The writings of leading authors on trading, such as Alexander Elder and Van Tharp are good examples of the importance that must be attached to these issues.
And with the arena of psychology, the key to successful trading is consistency.
Other authors have argued that in respect of the psychological requirements, trading is similar to competitive sports.
Research increasingly support the idea that mindfulness can play a very beneficial role here.

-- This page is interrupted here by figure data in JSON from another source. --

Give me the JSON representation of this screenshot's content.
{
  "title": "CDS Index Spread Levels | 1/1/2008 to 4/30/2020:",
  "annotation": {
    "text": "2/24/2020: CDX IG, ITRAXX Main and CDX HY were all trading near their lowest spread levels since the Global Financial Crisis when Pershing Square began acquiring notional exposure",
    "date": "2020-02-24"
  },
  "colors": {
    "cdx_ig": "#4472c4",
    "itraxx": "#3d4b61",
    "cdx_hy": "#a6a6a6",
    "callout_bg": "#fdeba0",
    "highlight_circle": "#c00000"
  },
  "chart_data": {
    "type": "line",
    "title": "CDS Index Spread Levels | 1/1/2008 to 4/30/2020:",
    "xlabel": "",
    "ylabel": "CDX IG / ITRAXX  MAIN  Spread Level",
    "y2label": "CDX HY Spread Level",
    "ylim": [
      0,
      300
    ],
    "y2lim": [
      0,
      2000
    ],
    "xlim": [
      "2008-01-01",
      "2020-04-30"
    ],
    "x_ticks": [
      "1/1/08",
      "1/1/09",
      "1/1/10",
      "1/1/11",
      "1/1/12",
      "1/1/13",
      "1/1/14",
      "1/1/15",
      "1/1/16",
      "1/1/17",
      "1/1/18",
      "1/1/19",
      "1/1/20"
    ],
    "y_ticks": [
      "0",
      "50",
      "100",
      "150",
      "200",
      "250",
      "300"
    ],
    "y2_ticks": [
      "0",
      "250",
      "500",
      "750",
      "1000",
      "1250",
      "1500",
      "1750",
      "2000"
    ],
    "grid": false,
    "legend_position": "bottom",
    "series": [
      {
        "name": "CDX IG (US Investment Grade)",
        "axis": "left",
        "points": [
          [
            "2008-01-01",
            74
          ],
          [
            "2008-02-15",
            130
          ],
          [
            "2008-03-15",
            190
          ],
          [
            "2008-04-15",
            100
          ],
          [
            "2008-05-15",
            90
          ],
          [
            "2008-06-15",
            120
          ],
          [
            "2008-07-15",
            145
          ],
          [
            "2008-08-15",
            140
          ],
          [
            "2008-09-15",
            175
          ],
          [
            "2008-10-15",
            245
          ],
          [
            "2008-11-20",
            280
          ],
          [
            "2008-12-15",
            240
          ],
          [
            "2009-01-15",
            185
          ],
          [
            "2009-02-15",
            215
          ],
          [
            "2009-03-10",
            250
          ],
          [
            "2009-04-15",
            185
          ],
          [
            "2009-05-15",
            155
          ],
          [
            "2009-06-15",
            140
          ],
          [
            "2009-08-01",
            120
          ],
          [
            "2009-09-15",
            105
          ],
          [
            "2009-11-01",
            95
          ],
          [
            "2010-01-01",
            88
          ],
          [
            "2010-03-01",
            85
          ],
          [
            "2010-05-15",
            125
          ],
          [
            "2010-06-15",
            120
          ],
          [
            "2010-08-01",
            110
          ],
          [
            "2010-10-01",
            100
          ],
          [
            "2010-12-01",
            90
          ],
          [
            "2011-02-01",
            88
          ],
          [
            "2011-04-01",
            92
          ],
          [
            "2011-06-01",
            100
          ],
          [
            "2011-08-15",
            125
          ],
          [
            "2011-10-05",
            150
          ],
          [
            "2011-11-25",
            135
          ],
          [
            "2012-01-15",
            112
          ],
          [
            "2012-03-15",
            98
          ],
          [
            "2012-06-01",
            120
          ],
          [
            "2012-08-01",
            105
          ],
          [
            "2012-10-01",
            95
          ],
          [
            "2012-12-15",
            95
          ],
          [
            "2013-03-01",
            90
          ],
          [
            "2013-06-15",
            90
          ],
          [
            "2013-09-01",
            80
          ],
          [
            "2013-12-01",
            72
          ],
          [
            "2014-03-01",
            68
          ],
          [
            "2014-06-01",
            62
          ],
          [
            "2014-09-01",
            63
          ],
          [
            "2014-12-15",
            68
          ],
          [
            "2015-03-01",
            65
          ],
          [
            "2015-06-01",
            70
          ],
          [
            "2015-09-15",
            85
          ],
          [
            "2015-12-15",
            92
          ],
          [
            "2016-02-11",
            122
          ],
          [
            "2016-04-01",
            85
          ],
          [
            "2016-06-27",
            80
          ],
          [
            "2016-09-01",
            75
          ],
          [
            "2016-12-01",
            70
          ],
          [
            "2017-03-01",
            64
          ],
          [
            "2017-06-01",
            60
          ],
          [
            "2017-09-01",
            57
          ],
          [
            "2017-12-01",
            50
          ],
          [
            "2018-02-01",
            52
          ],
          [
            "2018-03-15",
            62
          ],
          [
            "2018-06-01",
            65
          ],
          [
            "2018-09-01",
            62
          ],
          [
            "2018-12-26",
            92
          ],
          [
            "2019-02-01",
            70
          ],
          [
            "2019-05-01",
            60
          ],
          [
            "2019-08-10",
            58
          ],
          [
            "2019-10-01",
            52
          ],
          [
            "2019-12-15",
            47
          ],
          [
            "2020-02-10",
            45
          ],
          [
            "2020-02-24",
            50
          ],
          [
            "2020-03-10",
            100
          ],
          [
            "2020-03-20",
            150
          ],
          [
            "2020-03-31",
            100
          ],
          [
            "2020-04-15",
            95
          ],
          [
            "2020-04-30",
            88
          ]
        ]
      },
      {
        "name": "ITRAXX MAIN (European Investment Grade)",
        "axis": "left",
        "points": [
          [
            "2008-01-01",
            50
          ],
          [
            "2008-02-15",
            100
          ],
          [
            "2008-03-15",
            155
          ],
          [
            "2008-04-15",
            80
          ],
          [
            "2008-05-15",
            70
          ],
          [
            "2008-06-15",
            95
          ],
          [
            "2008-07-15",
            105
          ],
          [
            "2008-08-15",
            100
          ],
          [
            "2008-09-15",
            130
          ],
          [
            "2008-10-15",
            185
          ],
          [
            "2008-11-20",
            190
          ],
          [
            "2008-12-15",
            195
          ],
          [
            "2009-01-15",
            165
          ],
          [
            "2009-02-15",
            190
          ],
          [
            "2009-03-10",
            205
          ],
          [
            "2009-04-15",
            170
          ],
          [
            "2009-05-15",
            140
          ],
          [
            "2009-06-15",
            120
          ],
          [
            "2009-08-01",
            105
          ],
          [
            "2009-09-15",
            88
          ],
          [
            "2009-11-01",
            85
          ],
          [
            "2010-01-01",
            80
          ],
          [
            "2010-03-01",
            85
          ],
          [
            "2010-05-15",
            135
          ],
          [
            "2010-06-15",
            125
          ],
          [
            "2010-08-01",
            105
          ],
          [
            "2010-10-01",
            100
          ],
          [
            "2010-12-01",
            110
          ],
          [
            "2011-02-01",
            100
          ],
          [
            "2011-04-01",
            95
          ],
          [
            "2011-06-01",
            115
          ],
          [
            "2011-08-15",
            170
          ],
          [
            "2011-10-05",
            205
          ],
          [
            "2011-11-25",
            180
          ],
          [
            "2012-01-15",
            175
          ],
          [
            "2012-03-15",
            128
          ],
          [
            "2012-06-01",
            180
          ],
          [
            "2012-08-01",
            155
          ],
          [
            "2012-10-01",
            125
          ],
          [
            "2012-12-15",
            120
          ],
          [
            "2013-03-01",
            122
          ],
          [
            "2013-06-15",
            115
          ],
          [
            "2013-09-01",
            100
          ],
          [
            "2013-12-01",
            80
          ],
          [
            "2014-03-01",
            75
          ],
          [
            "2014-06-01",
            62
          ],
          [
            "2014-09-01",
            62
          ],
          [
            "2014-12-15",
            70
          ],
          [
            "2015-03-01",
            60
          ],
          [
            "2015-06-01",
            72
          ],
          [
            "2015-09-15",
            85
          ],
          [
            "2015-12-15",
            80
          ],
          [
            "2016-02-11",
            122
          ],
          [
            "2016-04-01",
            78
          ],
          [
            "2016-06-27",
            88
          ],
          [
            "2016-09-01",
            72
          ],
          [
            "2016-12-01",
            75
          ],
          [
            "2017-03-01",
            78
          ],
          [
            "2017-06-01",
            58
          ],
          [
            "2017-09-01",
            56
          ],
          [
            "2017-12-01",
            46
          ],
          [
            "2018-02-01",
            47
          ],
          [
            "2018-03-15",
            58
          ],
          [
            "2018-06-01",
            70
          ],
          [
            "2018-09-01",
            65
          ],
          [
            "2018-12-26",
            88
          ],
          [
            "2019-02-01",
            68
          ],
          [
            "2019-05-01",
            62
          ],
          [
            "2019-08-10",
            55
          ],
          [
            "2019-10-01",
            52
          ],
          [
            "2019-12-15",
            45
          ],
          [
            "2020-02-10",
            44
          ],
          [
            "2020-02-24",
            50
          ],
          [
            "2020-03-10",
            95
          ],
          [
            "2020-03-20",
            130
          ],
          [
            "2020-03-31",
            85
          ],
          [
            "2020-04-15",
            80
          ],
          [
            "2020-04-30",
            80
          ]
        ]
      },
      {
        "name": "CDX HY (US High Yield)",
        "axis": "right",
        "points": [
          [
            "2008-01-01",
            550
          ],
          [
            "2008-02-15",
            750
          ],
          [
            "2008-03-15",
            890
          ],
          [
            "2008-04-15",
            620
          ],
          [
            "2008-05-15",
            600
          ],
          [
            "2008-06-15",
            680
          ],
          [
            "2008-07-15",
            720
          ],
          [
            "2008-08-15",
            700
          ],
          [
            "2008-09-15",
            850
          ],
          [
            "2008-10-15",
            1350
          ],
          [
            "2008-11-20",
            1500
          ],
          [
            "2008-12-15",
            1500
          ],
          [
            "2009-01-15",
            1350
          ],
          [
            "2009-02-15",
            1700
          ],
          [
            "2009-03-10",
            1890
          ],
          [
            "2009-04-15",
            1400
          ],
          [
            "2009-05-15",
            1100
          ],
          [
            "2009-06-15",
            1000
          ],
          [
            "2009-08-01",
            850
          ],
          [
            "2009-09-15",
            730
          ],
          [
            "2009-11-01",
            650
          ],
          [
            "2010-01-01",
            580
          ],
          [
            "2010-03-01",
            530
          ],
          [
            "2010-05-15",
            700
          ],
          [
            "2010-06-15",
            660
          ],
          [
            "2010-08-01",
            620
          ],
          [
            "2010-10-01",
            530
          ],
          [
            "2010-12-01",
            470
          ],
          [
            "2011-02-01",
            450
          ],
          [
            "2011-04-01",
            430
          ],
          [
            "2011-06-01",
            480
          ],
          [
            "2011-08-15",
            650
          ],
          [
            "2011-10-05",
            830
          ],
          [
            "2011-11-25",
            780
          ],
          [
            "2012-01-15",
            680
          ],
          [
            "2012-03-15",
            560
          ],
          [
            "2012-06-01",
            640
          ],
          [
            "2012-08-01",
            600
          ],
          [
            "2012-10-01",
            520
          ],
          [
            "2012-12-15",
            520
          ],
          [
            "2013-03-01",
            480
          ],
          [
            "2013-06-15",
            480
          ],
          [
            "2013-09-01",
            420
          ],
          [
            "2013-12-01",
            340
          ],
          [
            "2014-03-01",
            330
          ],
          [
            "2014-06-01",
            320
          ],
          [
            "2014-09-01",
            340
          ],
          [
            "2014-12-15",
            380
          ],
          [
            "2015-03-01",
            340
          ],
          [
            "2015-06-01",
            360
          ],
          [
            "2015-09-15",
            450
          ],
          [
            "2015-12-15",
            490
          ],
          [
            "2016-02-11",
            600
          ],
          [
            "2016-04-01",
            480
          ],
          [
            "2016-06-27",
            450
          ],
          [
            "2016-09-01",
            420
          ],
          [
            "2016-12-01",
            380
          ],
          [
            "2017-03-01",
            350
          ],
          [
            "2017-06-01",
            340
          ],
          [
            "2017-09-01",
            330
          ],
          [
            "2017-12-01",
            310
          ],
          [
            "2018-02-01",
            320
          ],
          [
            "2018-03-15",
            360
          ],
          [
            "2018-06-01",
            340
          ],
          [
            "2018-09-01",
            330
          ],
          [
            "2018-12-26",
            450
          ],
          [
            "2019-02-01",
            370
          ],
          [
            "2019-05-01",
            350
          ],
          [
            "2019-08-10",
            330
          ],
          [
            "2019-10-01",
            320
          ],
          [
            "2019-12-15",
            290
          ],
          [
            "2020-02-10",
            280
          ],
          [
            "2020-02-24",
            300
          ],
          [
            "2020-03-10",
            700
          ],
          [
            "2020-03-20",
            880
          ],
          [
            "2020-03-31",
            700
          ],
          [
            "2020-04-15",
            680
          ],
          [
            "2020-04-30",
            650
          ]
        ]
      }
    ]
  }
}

For example, Michael Chaskalson’s book ‘The Mindful Workplace’ identified that employees who engaged in mindfulness exercises showed signs of:
- improved attention, job performance, productivity and satisfaction;
- reduced experience of psychological distress and neuroticism;
- greater well-being and satisfaction;
- increased blood flow with reduced blood pressure;
- improved social skills;
- increased self-awareness;
- higher success in achieving academic and personal goals;
- greater awareness, understanding and acceptance of their emotions and quicker recovery from bad moods;
- less frequent negative thoughts with improved self-esteem and reduced dependence on external validation;
- reduced defensiveness and aggressiveness when threatened;
- enhanced ability to manage internal thoughts and feelings and resist acting on impulse;
- fewer hospital admissions for heart disease, cancer and infectious diseases; and
- a reduction in addictive behaviors.
Mindfulness Offers a Way to Consistency
That’s quite a list and I’m not saying you will experience all these benefits.
But the evidence indicates that mindfulness can improve concentration, awareness and objectivity with improved calmness under pressure.
Consistent implementation of a good plan is the key to successful trading.
Improvements in these areas will certainly improve your ability to implement your plan consistently.
Would not this improve your trading?